1 lipca 2024 r. sześciu z dziewięciu sędziów Sądu Najwyższego (SN) USA uznało, że były prezydent Donald Trump jest częściowo chroniony immunitetem przed zarzutami dotyczącymi „próby utrzymania się przy władzy” mimo przegranych wyborów. Obóz demokratów od razu uznał, że jest to werdykt otwierający furtkę do dyktatury w Ameryce. Liberalna sędzia SN Sonia Sotomayor stwierdziła nawet, że orzeczenie czyni prezydenta „królem stojącym ponad prawem”. Tymczasem wyrok ten niczego nie zmienia.
Od 1788 roku, a więc od czasu utworzenia urzędu prezydenta Stanów Zjednoczonych, trwa nieustanna dyskusja konstytucjonalistów na temat zakresu obowiązków i odpowiedzialności głowy państwa. Spór rozpoczął się od samej tytulatury, bowiem przez 12 pierwszych lat istnienia niepodległej Ameryki (1776–1788) to spikerzy Kongresu Kontynentalnego pełnili funkcję głowy państwa i nosili także tytuł prezydenta USA w Kongresie Zgromadzonych (ang. President of the United States in Congress Assembled). Kiedy więc Jerzy Waszyngton został wybrany na pierwszego prezydenta Stanów Zjednoczonych, należało go jakoś odróżnić od poprzedników noszących ten sam tytuł.
Wbrew powszechnej histerii wywołanej przez obóz Joe Bidena, poniedziałkowa decyzja Sądu Najwyższego USA nic nie zmienia w zakresie odpowiedzialności prezydenta, a jedynie potwierdza to, co było uznawane od 236 lat.
Pierwszy wiceprezydent USA John Adams postulował, żeby prezydentowi Waszyngtonowi i jego następcom nadać tytuł „Jego Wysokości i Obrońcy Swobód”. Kiedy pomysł ten został odrzucony przez delegatów Kongresu, Adams zaproponował przyznanie prezydentowi i wiceprezydentowi (czyli sobie samemu) tytułu „Jego Królewskiej Mości”. Na szczęście Thomas Jefferson nazwał pomysł Adamsa „najbardziej niedorzeczną rzeczą, o jakiej kiedykolwiek słyszał”, a Benjamin Franklin popukał się tylko w czoło, wypowiadając dwa słowa: „całkowicie szalone”.

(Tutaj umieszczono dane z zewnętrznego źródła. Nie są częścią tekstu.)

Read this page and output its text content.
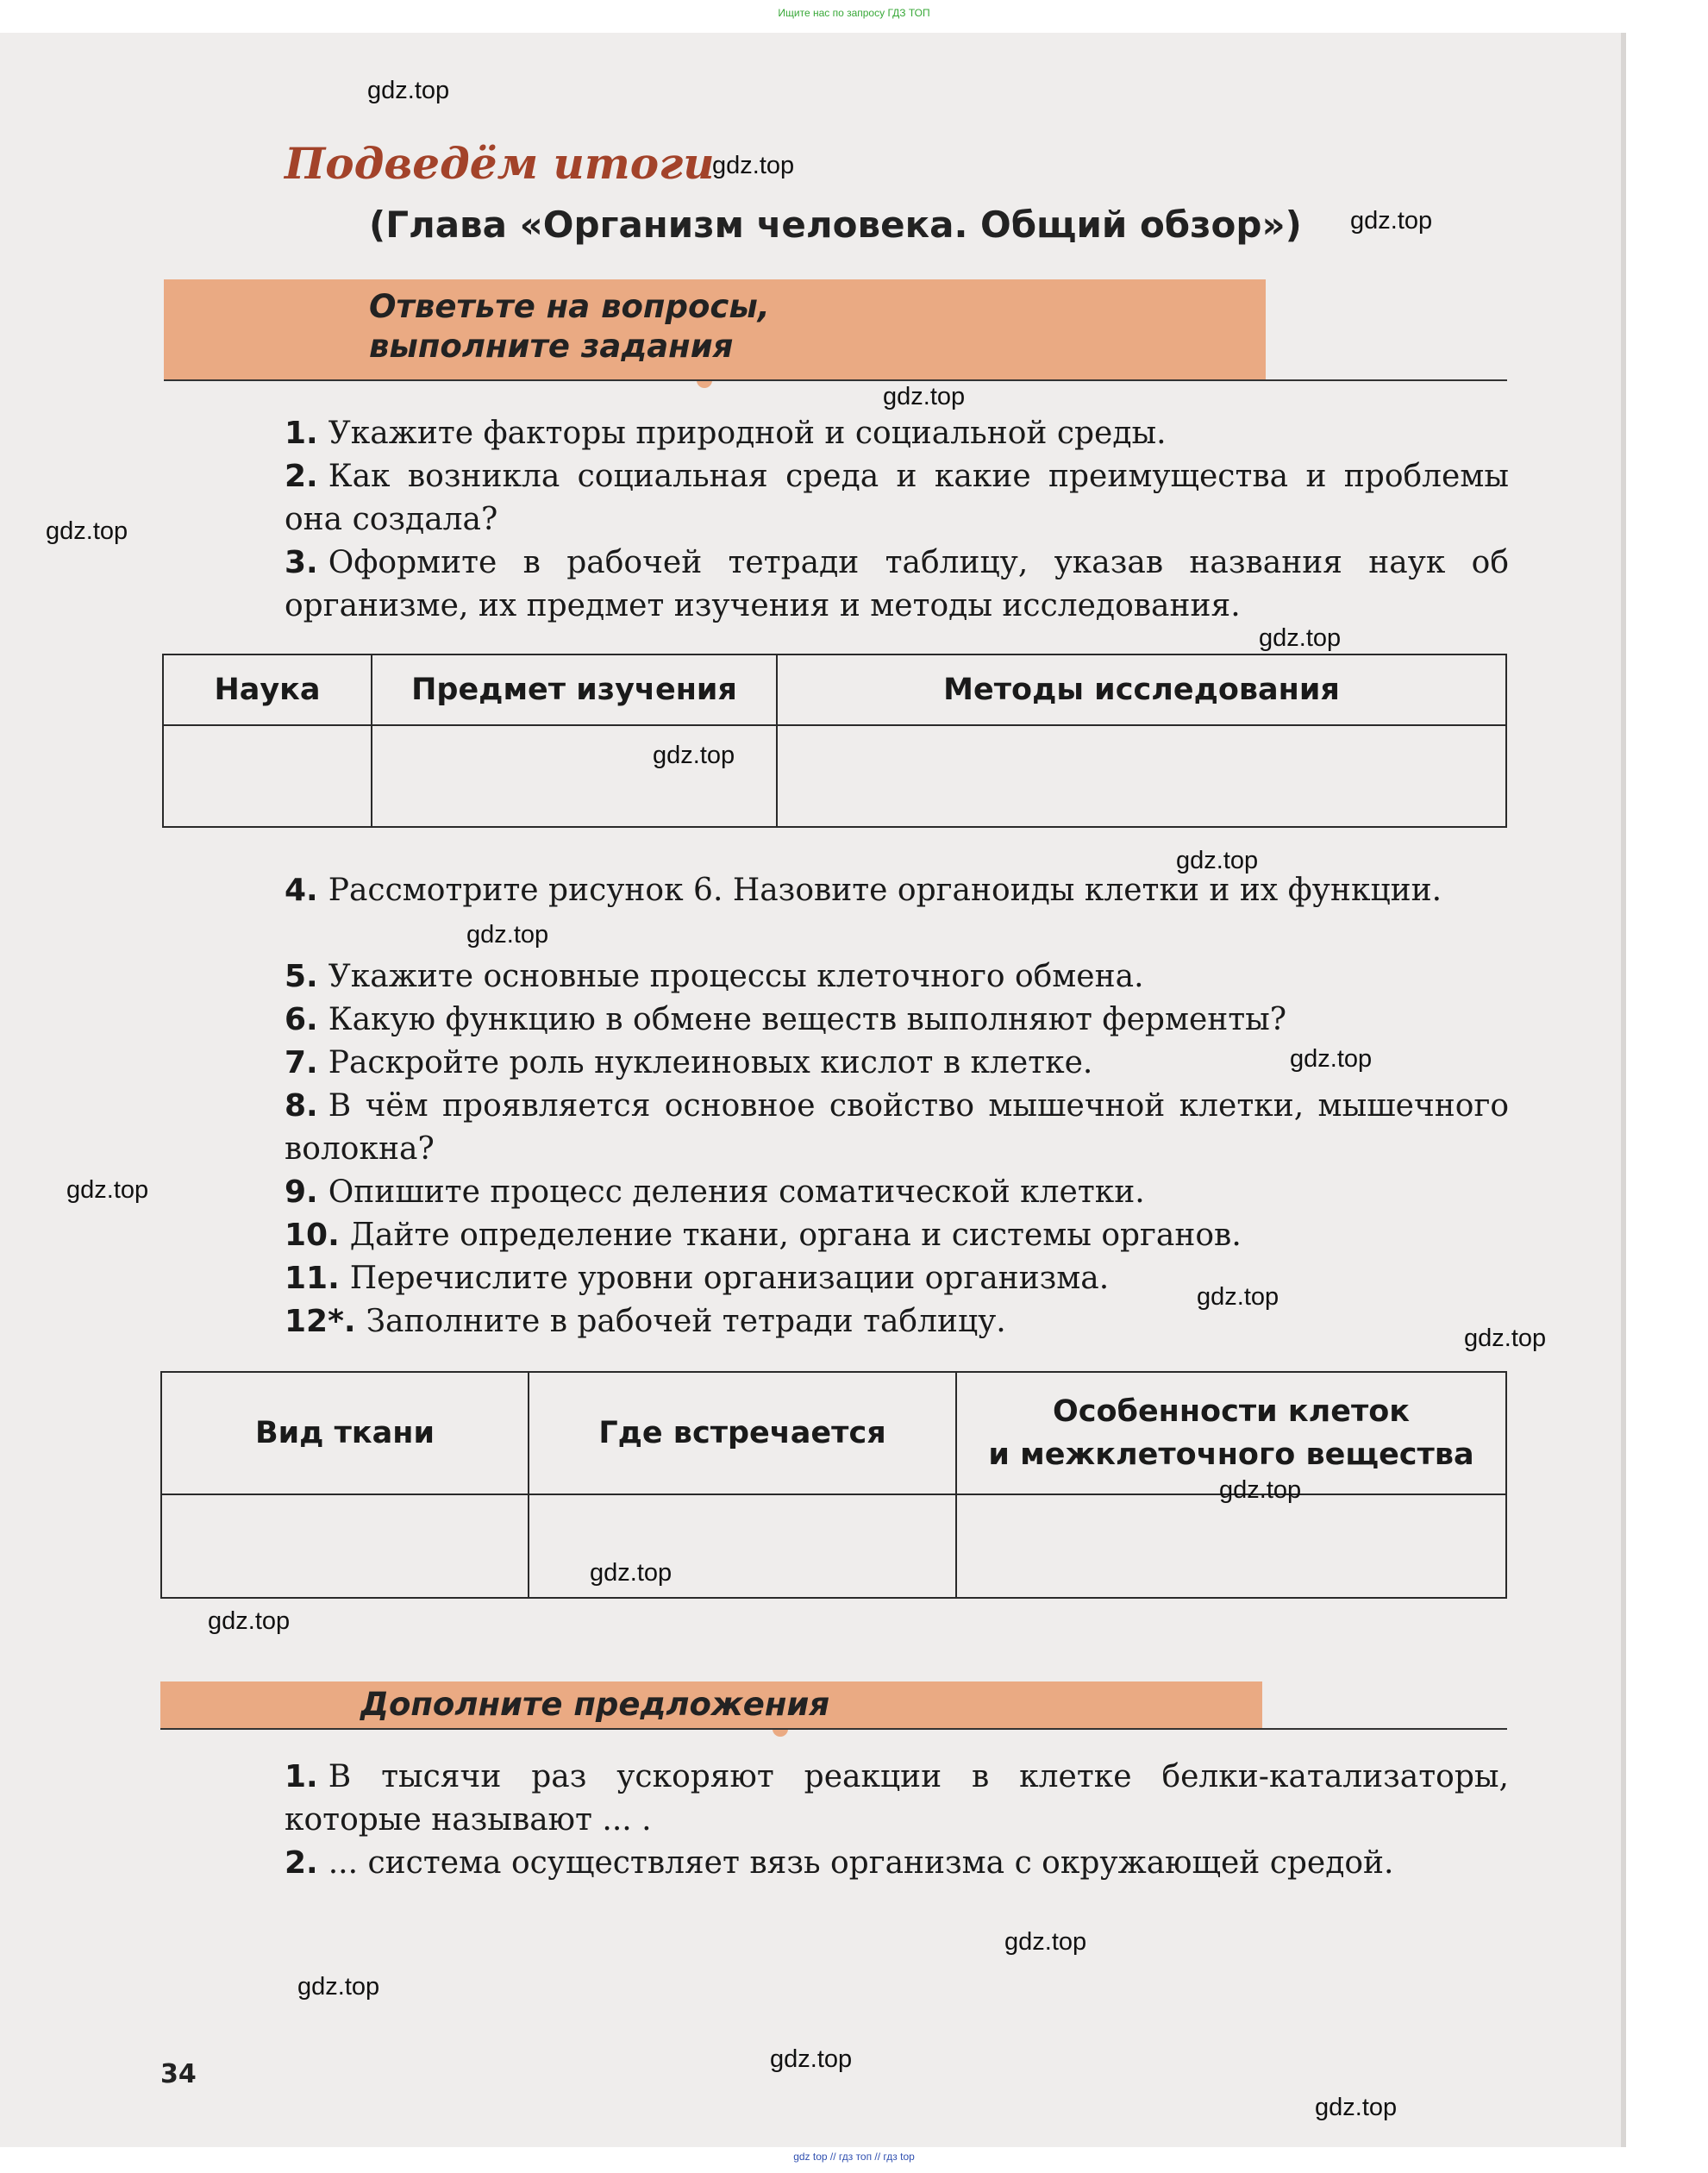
Ищите нас по запросу ГДЗ ТОП
Подведём итоги
(Глава «Организм человека. Общий обзор»)
Ответьте на вопросы,
выполните задания
1. Укажите факторы природной и социальной среды.
2. Как возникла социальная среда и какие преимущества и проблемы она создала?
3. Оформите в рабочей тетради таблицу, указав названия наук об организме, их предмет изучения и методы исследования.
Наука	Предмет изучения	Методы исследования

4. Рассмотрите рисунок 6. Назовите органоиды клетки и их функции.
5. Укажите основные процессы клеточного обмена.
6. Какую функцию в обмене веществ выполняют ферменты?
7. Раскройте роль нуклеиновых кислот в клетке.
8. В чём проявляется основное свойство мышечной клетки, мышечного волокна?
9. Опишите процесс деления соматической клетки.
10. Дайте определение ткани, органа и системы органов.
11. Перечислите уровни организации организма.
12*. Заполните в рабочей тетради таблицу.
Вид ткани	Где встречается	Особенности клеток
и межклеточного вещества

Дополните предложения
1. В тысячи раз ускоряют реакции в клетке белки-катализаторы, которые называют ... .
2. ... система осуществляет вязь организма с окружающей средой.
34
gdz.top
gdz.top
gdz.top
gdz.top
gdz.top
gdz.top
gdz.top
gdz.top
gdz.top
gdz.top
gdz.top
gdz.top
gdz.top
gdz.top
gdz.top
gdz.top
gdz.top
gdz.top
gdz.top
gdz.top
gdz top // гдз топ // гдз top
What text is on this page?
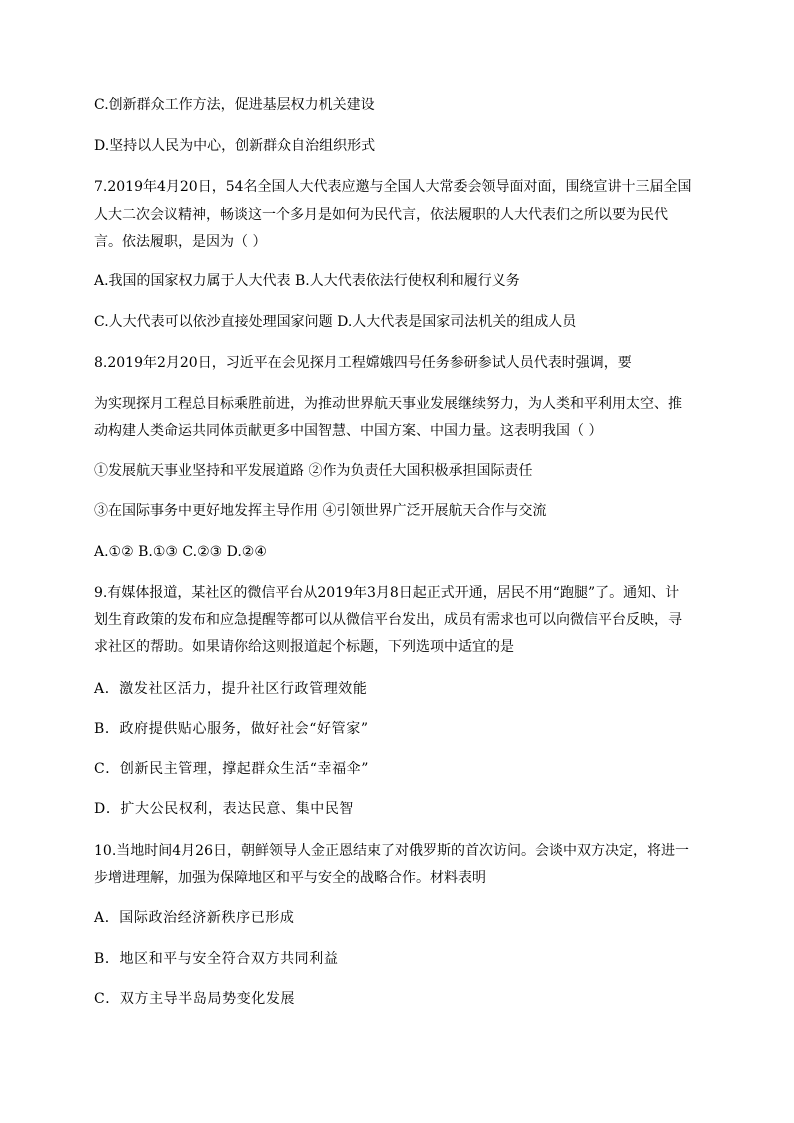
C.创新群众工作方法，促进基层权力机关建设
D.坚持以人民为中心，创新群众自治组织形式
7.2019年4月20日，54名全国人大代表应邀与全国人大常委会领导面对面，围绕宣讲十三届全国
人大二次会议精神，畅谈这一个多月是如何为民代言，依法履职的人大代表们之所以要为民代
言。依法履职，是因为（ ）
A.我国的国家权力属于人大代表 B.人大代表依法行使权利和履行义务
C.人大代表可以依沙直接处理国家问题 D.人大代表是国家司法机关的组成人员
8.2019年2月20日，习近平在会见探月工程嫦娥四号任务参研参试人员代表时强调，要
为实现探月工程总目标乘胜前进，为推动世界航天事业发展继续努力，为人类和平利用太空、推
动构建人类命运共同体贡献更多中国智慧、中国方案、中国力量。这表明我国（ ）
①发展航天事业坚持和平发展道路 ②作为负责任大国积极承担国际责任
③在国际事务中更好地发挥主导作用 ④引领世界广泛开展航天合作与交流
A.①② B.①③ C.②③ D.②④
9.有媒体报道，某社区的微信平台从2019年3月8日起正式开通，居民不用“跑腿”了。通知、计
划生育政策的发布和应急提醒等都可以从微信平台发出，成员有需求也可以向微信平台反映，寻
求社区的帮助。如果请你给这则报道起个标题，下列选项中适宜的是
A．激发社区活力，提升社区行政管理效能
B．政府提供贴心服务，做好社会“好管家”
C．创新民主管理，撑起群众生活“幸福伞”
D．扩大公民权利，表达民意、集中民智
10.当地时间4月26日，朝鲜领导人金正恩结束了对俄罗斯的首次访问。会谈中双方决定，将进一
步增进理解，加强为保障地区和平与安全的战略合作。材料表明
A．国际政治经济新秩序已形成
B．地区和平与安全符合双方共同利益
C．双方主导半岛局势变化发展
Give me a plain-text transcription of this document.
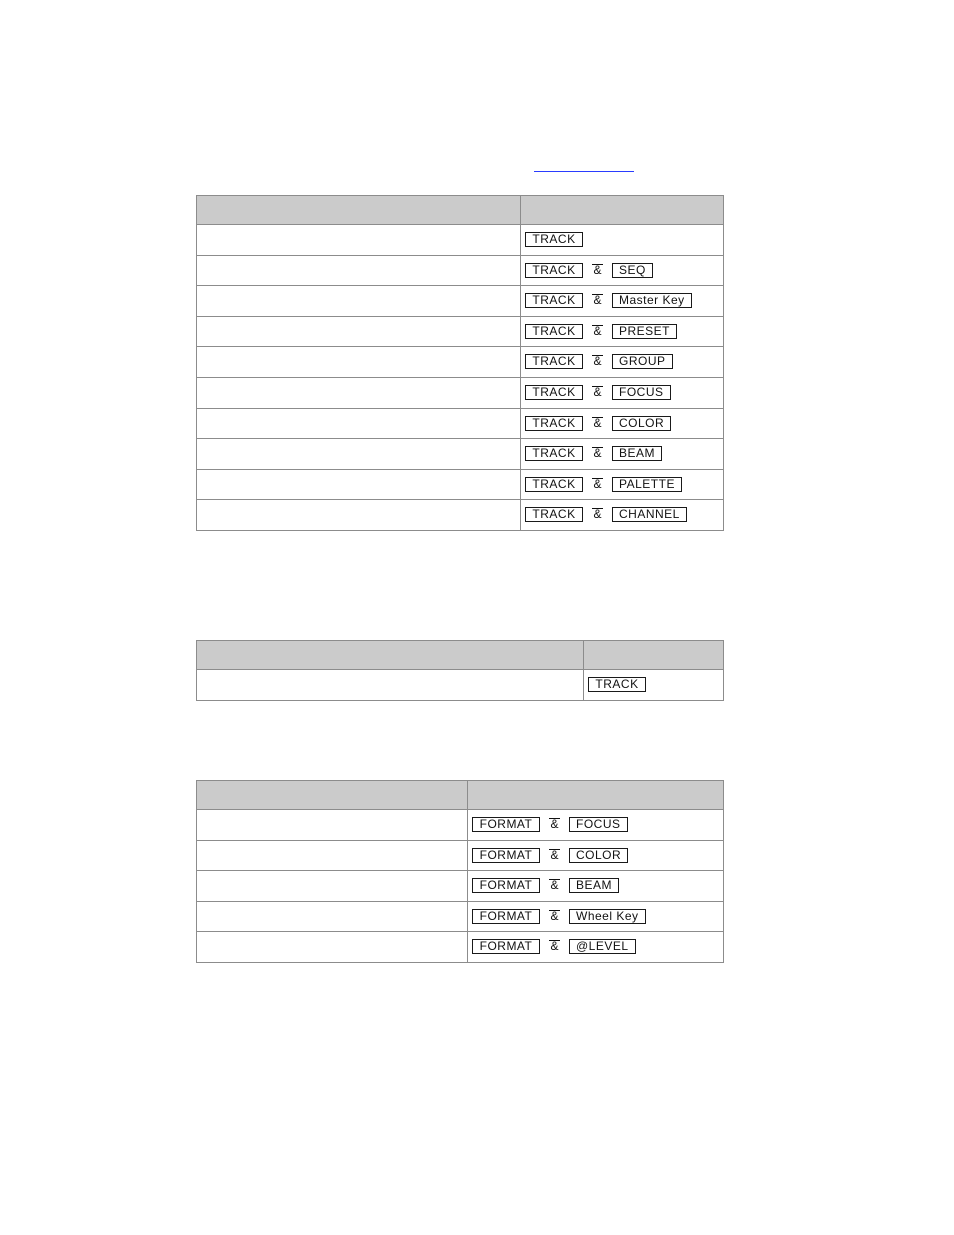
	TRACK
	TRACK & SEQ
	TRACK & Master Key
	TRACK & PRESET
	TRACK & GROUP
	TRACK & FOCUS
	TRACK & COLOR
	TRACK & BEAM
	TRACK & PALETTE
	TRACK & CHANNEL

	TRACK

	FORMAT & FOCUS
	FORMAT & COLOR
	FORMAT & BEAM
	FORMAT & Wheel Key
	FORMAT & @LEVEL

W opinii Johna Adamsa tytuł — najlepiej wyniosły i przesadny — miał na celu wzmocnienie prezydentury w oczach obywateli. Sam Jerzy Waszyngton nie wiedział, jak się ustosunkować do tych propozycji. Idąc za radą Jamesa Madisona, uznał, że wystarczy zwracać się do niego po prostu „Panie Prezydencie”. Miał rację, bowiem za brakiem wzniosłych tytułów wcale nie szło ograniczenie władzy wykonawczej prezydenta.